I turn it off and just sit there in Waters’ office in the quiet
dark, doing the last of his chang and thinking about Herve
Villechaize, until it’s time to go to the Borderline, to see some
band called the Hitchers who Lamacq has been banging on about.


The car from the airport seems to take a long time and we pull
up at the church already—always—late. While Trellick winds up a
call on his mobile I get out the car and look around: grey skies,
windy, brutal. Down the hillside, off in the distance, is a big,
dismal city. Sheffield or something, I suppose.
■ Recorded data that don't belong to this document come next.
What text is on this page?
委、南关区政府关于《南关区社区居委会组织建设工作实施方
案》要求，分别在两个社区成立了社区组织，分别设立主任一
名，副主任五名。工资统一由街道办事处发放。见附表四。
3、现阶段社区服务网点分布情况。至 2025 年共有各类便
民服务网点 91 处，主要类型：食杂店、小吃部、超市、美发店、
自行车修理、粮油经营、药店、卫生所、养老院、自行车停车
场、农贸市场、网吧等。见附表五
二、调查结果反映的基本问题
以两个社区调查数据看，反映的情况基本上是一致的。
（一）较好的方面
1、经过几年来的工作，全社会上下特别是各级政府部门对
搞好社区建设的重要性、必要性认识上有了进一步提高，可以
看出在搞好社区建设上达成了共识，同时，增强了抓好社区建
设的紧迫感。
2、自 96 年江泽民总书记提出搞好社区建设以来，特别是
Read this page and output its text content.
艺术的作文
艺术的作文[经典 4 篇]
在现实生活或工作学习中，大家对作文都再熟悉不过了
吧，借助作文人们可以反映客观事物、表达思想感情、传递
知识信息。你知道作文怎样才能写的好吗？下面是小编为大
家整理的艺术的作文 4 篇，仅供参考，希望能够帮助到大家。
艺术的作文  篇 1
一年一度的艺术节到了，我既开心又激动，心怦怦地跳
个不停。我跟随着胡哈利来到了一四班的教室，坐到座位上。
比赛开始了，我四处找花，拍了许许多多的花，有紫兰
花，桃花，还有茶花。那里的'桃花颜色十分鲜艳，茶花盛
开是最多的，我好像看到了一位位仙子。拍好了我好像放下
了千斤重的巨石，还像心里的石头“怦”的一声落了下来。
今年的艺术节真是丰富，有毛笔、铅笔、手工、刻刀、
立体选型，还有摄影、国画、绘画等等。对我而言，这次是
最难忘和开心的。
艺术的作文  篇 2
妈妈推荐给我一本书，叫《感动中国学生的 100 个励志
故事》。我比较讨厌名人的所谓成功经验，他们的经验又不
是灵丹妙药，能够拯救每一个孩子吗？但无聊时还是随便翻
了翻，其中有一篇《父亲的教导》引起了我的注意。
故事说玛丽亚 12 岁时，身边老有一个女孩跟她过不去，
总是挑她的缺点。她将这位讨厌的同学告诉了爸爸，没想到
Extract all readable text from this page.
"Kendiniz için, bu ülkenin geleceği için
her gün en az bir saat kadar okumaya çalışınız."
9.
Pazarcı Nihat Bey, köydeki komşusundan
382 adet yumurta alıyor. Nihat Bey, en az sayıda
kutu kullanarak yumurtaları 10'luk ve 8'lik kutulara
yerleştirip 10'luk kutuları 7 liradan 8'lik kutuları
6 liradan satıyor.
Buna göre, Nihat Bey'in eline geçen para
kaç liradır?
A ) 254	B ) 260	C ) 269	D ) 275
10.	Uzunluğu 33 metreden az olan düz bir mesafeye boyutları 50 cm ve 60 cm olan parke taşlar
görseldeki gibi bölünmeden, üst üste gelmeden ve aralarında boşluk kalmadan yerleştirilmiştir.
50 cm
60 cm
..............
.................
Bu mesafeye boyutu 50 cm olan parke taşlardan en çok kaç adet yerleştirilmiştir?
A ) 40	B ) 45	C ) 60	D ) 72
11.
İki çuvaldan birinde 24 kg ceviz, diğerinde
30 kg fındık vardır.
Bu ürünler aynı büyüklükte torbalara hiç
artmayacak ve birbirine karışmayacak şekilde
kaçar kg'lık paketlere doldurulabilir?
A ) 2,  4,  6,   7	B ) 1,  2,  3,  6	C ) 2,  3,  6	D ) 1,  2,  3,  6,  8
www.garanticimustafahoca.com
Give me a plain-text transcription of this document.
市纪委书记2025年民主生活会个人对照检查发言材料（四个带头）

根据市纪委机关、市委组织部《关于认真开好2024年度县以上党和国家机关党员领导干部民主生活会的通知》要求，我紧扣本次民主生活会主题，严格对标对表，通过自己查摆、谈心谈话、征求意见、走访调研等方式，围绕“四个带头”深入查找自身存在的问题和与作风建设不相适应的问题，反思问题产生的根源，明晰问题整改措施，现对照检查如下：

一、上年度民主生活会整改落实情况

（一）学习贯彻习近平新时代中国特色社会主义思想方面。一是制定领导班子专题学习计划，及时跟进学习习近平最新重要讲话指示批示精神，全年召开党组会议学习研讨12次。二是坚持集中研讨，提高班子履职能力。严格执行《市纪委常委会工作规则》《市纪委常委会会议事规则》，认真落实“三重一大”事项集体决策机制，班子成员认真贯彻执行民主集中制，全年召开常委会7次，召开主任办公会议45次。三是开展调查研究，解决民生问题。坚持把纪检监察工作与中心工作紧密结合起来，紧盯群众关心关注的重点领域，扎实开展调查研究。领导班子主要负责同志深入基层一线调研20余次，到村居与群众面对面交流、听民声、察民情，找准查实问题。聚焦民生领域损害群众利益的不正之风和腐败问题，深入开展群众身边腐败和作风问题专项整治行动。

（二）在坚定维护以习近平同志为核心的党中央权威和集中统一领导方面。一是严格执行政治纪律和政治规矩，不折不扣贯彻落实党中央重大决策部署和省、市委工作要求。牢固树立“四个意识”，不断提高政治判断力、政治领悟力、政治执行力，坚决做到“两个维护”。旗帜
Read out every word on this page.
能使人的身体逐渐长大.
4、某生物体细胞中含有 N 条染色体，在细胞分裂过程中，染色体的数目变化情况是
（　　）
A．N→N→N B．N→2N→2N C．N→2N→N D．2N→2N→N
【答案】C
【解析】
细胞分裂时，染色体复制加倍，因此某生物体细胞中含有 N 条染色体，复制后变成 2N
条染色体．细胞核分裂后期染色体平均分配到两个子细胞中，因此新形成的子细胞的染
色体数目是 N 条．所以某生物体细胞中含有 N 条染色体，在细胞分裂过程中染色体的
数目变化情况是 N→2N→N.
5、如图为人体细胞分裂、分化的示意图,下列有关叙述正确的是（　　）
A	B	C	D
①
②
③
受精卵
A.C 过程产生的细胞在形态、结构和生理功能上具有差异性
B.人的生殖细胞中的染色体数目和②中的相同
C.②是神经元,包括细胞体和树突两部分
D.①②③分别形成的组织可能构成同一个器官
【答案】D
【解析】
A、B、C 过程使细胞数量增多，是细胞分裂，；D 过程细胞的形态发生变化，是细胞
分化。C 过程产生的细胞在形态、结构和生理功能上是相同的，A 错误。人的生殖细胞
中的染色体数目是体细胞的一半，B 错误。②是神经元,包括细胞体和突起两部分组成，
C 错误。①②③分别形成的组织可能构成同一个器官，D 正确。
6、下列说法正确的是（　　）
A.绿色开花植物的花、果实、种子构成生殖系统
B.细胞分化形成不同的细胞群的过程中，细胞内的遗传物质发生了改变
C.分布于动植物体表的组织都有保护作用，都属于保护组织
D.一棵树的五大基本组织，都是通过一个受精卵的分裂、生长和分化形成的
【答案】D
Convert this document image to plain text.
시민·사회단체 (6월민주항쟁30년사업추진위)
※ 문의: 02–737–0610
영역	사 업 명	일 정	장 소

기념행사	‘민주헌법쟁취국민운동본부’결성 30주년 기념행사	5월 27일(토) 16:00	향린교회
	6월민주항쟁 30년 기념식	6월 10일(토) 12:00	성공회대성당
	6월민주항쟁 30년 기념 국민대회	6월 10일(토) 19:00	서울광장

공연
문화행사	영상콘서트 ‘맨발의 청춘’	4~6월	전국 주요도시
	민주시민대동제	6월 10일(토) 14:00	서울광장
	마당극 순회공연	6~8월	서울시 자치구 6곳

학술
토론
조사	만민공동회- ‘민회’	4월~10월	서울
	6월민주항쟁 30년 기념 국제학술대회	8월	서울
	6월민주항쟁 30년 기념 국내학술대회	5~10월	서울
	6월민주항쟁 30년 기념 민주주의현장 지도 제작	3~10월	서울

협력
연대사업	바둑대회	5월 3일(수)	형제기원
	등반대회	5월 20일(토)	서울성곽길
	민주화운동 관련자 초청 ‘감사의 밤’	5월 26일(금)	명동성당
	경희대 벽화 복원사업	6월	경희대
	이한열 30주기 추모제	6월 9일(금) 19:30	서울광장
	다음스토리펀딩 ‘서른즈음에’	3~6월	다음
Christ, I hate being out of London.

The cabbie is saying something to us but he’s Northern and none
of us understand a word. Ross slips the guy a fifty and tells him
to wait for us. The cabbie blinks at the big, unfamiliar,
strawberry-coloured note and carefully folds it into his shirt
pocket, like it’s an old, delicate parchment or something. “Pay
your mortgage off, mate,” Ross says as we walk away. We go through
the gate and up the path towards the grey stone building, towards
soft, horrible organ music.

Inside it’s busy—a couple of hundred people—and we have to stand
at the back. A minister, a vicar or something, is crapping on about
Waters: “…in London, in the music industry, where he enjoyed great
success and made a great many friends, so many of whom have
travelled here to be with us today. As a boy Roger was always a
huge fan of music and it was because of this…”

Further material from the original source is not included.